Il y a le sentiment aux États-Unis que la position de Schröder a constitué une aberration uniquement guidée par des motifs électoraux, mais qu'elle ne s'inscrit pas au coeur de la politique allemande sur le long terme.


La France ne s'est-elle pas en réalité comportée en vraie amie des États-Unis ? Car le vrai ami, c'est celui qui ose tout dire, même les vérités qui fâchent, et celui qui donne les bons conseils...


Quelles vérités ? Je ne pense pas que le président Chirac croyait sincèrement que davantage de temps accordé aux inspecteurs réglerait quoi que ce soit en Irak.


Mais, enfin, êtes-vous satisfait de la situation actuelle en Irak ?


Je le suis. Mais avant, je veux revenir aux vérités françaises de Jacques Chirac et Dominique de Villepin. Que nous ont-ils dit alors ? Que si nous intervenions en Irak, l'ensemble du monde arabe se révolterait ! Est-ce arrivé ? Non. Chirac et Villepin se sont entièrement trompés sur les conséquences dans le monde arabe. Et, pourtant, cette analyse était le fondement de leur opposition à notre politique.


Au sommet de la francophonie à Beyrouth, en octobre dernier, le président Chirac a dit du Moyen-Orient que c'était une région qui connaissait déjà suffisamment de conflits pour qu'on n'en ajoute pas un autre. Les faits, aujourd'hui, ne donnent-ils pas raison à la position du chef de l'État ?


Non. Je pense qu'il était impérieux de changer le régime en Irak. Revenez à la situation avant guerre. Saddam n'avait pas rempli ses obligations à l'égard des Nations unies. Le président Bush s'est rendu aux Nations unies, a fait un discours devant l'Assemblée générale, pour demander instamment que l'Irak satisfasse à ses obligations de désarmement. Qu'arriva-t-il ensuite ? Rien. Les Nations unies n'étaient apparemment pas prêtes à exiger le respect de leurs propres résolutions, lesquelles avaient déjà été violées pendant plus de dix ans. Il y avait des sanctions économiques contre l'Irak. Quelle était la position de la France ? Qu'il fallait les lever ! C'était d'ailleurs aussi la position de Moscou. Le président Chirac et le ministre Villepin ont, de fait, choisi le côté de Saddam Hussein.
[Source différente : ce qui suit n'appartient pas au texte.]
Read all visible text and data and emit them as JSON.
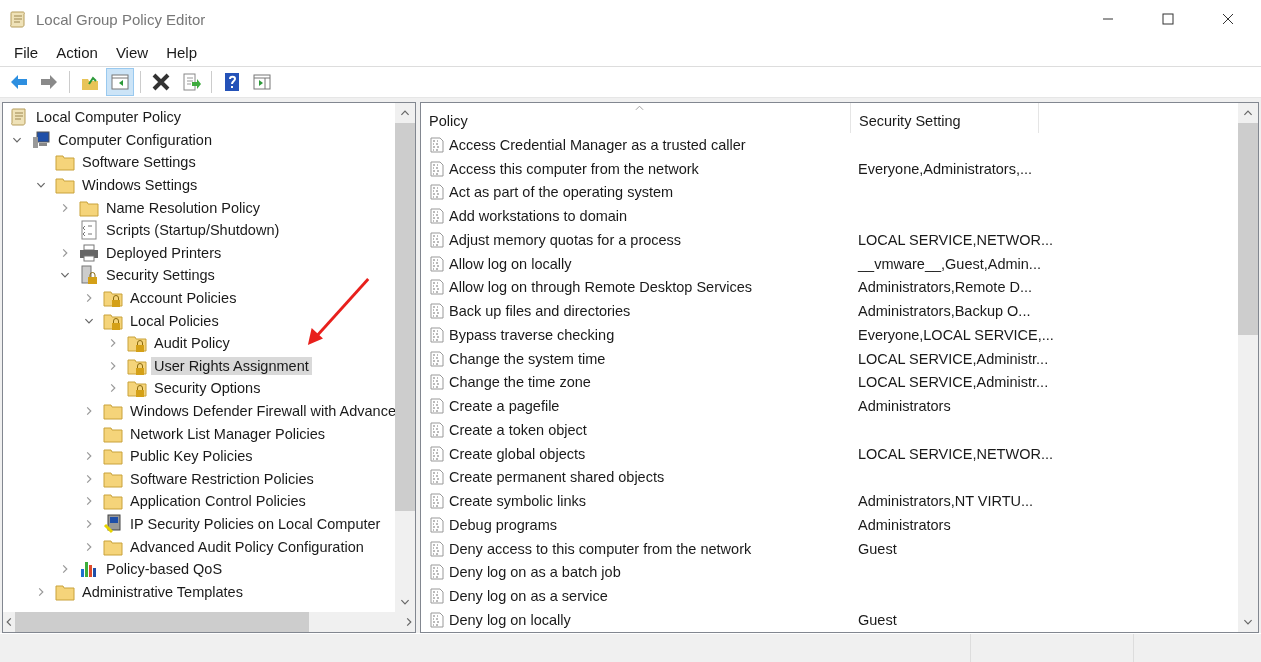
{
  "window": {
    "title": "Local Group Policy Editor"
  },
  "menu": [
    "File",
    "Action",
    "View",
    "Help"
  ],
  "toolbar": [
    {
      "kind": "back",
      "pressed": false
    },
    {
      "kind": "forward",
      "pressed": false
    },
    {
      "kind": "sep"
    },
    {
      "kind": "up",
      "pressed": false
    },
    {
      "kind": "tree",
      "pressed": true
    },
    {
      "kind": "sep"
    },
    {
      "kind": "delete",
      "pressed": false
    },
    {
      "kind": "export",
      "pressed": false
    },
    {
      "kind": "sep"
    },
    {
      "kind": "help",
      "pressed": false
    },
    {
      "kind": "pane",
      "pressed": false
    }
  ],
  "tree": [
    {
      "label": "Local Computer Policy",
      "kind": "scroll",
      "selected": false,
      "children": [
        {
          "label": "Computer Configuration",
          "kind": "computer",
          "expanded": true,
          "selected": false,
          "children": [
            {
              "label": "Software Settings",
              "kind": "folder",
              "selected": false
            },
            {
              "label": "Windows Settings",
              "kind": "folder",
              "expanded": true,
              "selected": false,
              "children": [
                {
                  "label": "Name Resolution Policy",
                  "kind": "folder",
                  "expanded": false,
                  "selected": false
                },
                {
                  "label": "Scripts (Startup/Shutdown)",
                  "kind": "script",
                  "selected": false
                },
                {
                  "label": "Deployed Printers",
                  "kind": "printer",
                  "expanded": false,
                  "selected": false
                },
                {
                  "label": "Security Settings",
                  "kind": "server",
                  "expanded": true,
                  "selected": false,
                  "children": [
                    {
                      "label": "Account Policies",
                      "kind": "lockfolder",
                      "expanded": false,
                      "selected": false
                    },
                    {
                      "label": "Local Policies",
                      "kind": "lockfolder",
                      "expanded": true,
                      "selected": false,
                      "children": [
                        {
                          "label": "Audit Policy",
                          "kind": "lockfolder",
                          "expanded": false,
                          "selected": false
                        },
                        {
                          "label": "User Rights Assignment",
                          "kind": "lockfolder",
                          "expanded": false,
                          "selected": true
                        },
                        {
                          "label": "Security Options",
                          "kind": "lockfolder",
                          "expanded": false,
                          "selected": false
                        }
                      ]
                    },
                    {
                      "label": "Windows Defender Firewall with Advance",
                      "kind": "folder",
                      "expanded": false,
                      "selected": false
                    },
                    {
                      "label": "Network List Manager Policies",
                      "kind": "folder",
                      "selected": false
                    },
                    {
                      "label": "Public Key Policies",
                      "kind": "folder",
                      "expanded": false,
                      "selected": false
                    },
                    {
                      "label": "Software Restriction Policies",
                      "kind": "folder",
                      "expanded": false,
                      "selected": false
                    },
                    {
                      "label": "Application Control Policies",
                      "kind": "folder",
                      "expanded": false,
                      "selected": false
                    },
                    {
                      "label": "IP Security Policies on Local Computer",
                      "kind": "ipsec",
                      "expanded": false,
                      "selected": false
                    },
                    {
                      "label": "Advanced Audit Policy Configuration",
                      "kind": "folder",
                      "expanded": false,
                      "selected": false
                    }
                  ]
                },
                {
                  "label": "Policy-based QoS",
                  "kind": "chart",
                  "expanded": false,
                  "selected": false
                }
              ]
            },
            {
              "label": "Administrative Templates",
              "kind": "folder",
              "expanded": false,
              "selected": false
            }
          ]
        }
      ]
    }
  ],
  "table": {
    "columns": [
      "Policy",
      "Security Setting"
    ],
    "rows": [
      {
        "policy": "Access Credential Manager as a trusted caller",
        "setting": ""
      },
      {
        "policy": "Access this computer from the network",
        "setting": "Everyone,Administrators,..."
      },
      {
        "policy": "Act as part of the operating system",
        "setting": ""
      },
      {
        "policy": "Add workstations to domain",
        "setting": ""
      },
      {
        "policy": "Adjust memory quotas for a process",
        "setting": "LOCAL SERVICE,NETWOR..."
      },
      {
        "policy": "Allow log on locally",
        "setting": "__vmware__,Guest,Admin..."
      },
      {
        "policy": "Allow log on through Remote Desktop Services",
        "setting": "Administrators,Remote D..."
      },
      {
        "policy": "Back up files and directories",
        "setting": "Administrators,Backup O..."
      },
      {
        "policy": "Bypass traverse checking",
        "setting": "Everyone,LOCAL SERVICE,..."
      },
      {
        "policy": "Change the system time",
        "setting": "LOCAL SERVICE,Administr..."
      },
      {
        "policy": "Change the time zone",
        "setting": "LOCAL SERVICE,Administr..."
      },
      {
        "policy": "Create a pagefile",
        "setting": "Administrators"
      },
      {
        "policy": "Create a token object",
        "setting": ""
      },
      {
        "policy": "Create global objects",
        "setting": "LOCAL SERVICE,NETWOR..."
      },
      {
        "policy": "Create permanent shared objects",
        "setting": ""
      },
      {
        "policy": "Create symbolic links",
        "setting": "Administrators,NT VIRTU..."
      },
      {
        "policy": "Debug programs",
        "setting": "Administrators"
      },
      {
        "policy": "Deny access to this computer from the network",
        "setting": "Guest"
      },
      {
        "policy": "Deny log on as a batch job",
        "setting": ""
      },
      {
        "policy": "Deny log on as a service",
        "setting": ""
      },
      {
        "policy": "Deny log on locally",
        "setting": "Guest"
      }
    ]
  }
}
Comment pouvez-vous prétendre que la situation de l'Irak administrée par les Américains est bonne ?

La situation de l'Irak est en tout cas bien meilleure que sous Saddam Hussein, mais je ne vais pas vous dire qu'il est facile de changer un pays qui a été soumis pendant trente ans à une dictature du type de celle de Saddam.


Pensez-vous que l'anarchie soit préférable à la dictature ?


Je ne pense pas qu'on puisse parler d'anarchie. Certes, il y a beaucoup de violence. Mais y avait-il l'anarchie en France après sa libération en 1944 ?


Pas un seul soldat américain n'a été tué alors, derrière les lignes de front, sur le territoire de la France libérée. Même chose en Allemagne, qui était pourtant un pays ennemi des Etats-Unis.


Mais dix mille collabos français ont bien été tués par d'autres Français ! Vous ne pouvez pas, du jour au lendemain, réussir la transformation d'un pays qui a subi une histoire récente du type de celle de l'Irak. Il y a des Irakiens qui travaillaient pour Saddam, qui appartenaient à son système de torture, à sa police secrète. Ils sont des milliers et ils ne peuvent aller nulle part. Actuellement, on assiste de leur part à une tentative désespérée pour montrer que l'Administration américaine de l'Irak ne marche pas.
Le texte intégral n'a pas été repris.